Hopfenstopfer? Geht immer. Thomas Wachno, der unter dieser Marke beim Häffner Bräu in Bad Rappenau ganz hervorragende Biere produziert, gilt in seiner Bescheidenheit fast schon als skurril. Keine werbewirksamen oder marktschreierischen Auftritte, keine quietschbunten Instagrambilder, kein Glitzerbier, keine Mordsshow. Stattdessen sprechen seine Biere für sich. Trotz der von manchen als hoffnungslos altmodisch belächelten Etiketten, an deren Design er gnadenlos und trotz aller Kritik festhält. Fast, jedenfalls, denn 2021 kam ein kleines Symbol, eine 10 im Lorbeerkranz, hinzu, das auf zehn Jahre Hopfenstopfer – 2011 bis 2021 – hinweist.

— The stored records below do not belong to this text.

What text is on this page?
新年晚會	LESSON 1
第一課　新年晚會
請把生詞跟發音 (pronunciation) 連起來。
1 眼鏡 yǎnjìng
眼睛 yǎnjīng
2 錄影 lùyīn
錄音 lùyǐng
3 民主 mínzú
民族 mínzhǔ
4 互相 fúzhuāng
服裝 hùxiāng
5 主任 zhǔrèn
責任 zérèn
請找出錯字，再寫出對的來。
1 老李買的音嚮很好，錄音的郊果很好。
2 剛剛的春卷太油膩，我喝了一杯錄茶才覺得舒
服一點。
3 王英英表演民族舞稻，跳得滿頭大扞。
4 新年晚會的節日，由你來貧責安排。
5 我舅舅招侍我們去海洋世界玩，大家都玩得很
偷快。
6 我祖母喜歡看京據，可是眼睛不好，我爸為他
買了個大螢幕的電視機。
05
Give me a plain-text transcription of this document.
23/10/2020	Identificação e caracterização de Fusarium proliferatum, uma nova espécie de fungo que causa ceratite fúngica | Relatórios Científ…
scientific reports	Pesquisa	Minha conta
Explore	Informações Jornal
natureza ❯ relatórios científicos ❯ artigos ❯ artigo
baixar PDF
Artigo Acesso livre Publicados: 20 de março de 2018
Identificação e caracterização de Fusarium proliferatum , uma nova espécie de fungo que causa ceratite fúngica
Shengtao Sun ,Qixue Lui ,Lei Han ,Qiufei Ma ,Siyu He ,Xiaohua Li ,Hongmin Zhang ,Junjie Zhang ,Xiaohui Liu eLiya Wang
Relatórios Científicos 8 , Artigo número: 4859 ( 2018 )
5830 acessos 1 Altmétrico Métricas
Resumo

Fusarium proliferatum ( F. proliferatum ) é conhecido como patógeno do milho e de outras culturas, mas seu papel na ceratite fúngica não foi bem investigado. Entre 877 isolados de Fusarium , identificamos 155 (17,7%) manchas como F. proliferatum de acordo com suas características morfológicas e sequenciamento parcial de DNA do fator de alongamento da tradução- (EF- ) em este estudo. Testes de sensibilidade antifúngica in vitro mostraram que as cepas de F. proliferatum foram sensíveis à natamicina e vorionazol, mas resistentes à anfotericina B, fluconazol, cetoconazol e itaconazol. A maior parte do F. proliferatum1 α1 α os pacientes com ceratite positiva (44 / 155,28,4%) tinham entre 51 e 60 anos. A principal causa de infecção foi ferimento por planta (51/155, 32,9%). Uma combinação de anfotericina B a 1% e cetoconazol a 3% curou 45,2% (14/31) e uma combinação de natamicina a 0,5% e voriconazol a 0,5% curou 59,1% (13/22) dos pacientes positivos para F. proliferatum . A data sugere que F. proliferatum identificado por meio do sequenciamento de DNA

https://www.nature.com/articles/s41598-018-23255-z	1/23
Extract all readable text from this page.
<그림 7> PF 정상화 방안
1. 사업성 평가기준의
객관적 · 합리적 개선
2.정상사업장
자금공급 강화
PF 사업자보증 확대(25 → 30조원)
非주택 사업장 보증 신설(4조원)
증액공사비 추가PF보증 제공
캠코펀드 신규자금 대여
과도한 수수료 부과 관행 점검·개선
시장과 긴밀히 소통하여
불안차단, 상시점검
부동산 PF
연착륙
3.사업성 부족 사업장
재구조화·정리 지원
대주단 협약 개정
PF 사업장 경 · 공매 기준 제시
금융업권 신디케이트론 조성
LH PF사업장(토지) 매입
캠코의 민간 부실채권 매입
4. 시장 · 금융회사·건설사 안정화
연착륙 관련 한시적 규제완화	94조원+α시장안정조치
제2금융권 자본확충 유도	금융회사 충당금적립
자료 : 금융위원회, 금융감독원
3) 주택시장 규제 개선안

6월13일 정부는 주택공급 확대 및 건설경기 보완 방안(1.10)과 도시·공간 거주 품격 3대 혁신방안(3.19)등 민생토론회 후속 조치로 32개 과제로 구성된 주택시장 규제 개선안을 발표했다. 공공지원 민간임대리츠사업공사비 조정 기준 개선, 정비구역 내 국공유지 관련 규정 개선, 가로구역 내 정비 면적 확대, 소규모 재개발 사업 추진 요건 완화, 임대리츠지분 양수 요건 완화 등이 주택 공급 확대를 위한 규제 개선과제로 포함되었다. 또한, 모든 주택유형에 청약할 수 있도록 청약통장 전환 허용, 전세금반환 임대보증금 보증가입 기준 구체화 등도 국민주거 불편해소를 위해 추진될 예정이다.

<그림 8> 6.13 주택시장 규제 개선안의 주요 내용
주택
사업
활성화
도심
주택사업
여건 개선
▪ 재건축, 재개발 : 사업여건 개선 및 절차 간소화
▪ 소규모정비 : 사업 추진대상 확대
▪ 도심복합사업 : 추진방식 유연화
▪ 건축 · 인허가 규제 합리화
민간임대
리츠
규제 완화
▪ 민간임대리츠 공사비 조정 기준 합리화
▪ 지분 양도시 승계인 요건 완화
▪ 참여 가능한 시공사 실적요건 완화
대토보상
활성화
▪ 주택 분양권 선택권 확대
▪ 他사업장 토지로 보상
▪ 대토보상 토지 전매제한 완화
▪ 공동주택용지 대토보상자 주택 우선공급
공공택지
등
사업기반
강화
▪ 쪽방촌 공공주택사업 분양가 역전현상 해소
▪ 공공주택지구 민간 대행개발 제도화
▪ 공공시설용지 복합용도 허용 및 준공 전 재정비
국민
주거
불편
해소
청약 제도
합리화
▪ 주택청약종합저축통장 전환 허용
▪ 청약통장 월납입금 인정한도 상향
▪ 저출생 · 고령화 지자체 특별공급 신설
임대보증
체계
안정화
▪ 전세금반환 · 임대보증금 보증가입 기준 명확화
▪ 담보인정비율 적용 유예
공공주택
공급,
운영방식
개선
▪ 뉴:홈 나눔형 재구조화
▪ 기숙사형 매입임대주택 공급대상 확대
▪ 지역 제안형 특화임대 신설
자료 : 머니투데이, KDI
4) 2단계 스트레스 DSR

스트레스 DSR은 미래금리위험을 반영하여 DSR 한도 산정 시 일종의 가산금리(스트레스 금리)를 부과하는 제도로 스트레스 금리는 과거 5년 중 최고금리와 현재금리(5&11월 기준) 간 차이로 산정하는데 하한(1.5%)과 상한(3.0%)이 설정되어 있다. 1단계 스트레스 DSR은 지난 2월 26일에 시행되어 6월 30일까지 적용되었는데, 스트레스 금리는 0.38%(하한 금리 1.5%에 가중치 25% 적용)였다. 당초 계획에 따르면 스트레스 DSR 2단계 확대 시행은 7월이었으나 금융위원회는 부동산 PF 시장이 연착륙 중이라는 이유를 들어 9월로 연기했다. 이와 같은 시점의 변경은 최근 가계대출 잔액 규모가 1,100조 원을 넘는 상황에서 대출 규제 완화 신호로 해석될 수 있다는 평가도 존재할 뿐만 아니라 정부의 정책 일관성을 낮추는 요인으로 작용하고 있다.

Heute also das Citra Ale – ein Bier, das den Hopfenstopfer von Beginn an begleitet und das ich am 7. Mai 2011 zum ersten Mal getrunken habe. Kräftig dunkelgelb ist es und bei vorsichtigem Einschenken fast ganz blank. Der Schaum ist schön weiß und stabil, und der Duft ist geprägt vom reichlich verwendeten Citra-Hopfen: Zitronige und limonige Aromen vor einem ganz leicht harzigen Hintergrund. Der Antrunk ist recht weich, ich hätte fast eine stärkere Spundung erwartet, bin aber sehr zufrieden. Auf der Zunge spüre ich dann eine solide, aber nicht übermäßig fordernde Herbe und einen Hauch malziger Restsüße, während retronasal schon wieder die Hopfenaromen emporsteigen, diesmal mit etwas stärker betonten harzigen Komponenten. Ein bisschen frischen Kuchenteig glaube ich noch identifizieren zu können – das Malz mag sich also nicht ganz hinter dem Hopfen verstecken. Der Schluck ist sehr sauber, die Bittere fein und samtig – gerade kräftig genug, um für einen Moment innehalten zu lassen und an den nächsten Schluck denken zu wollen.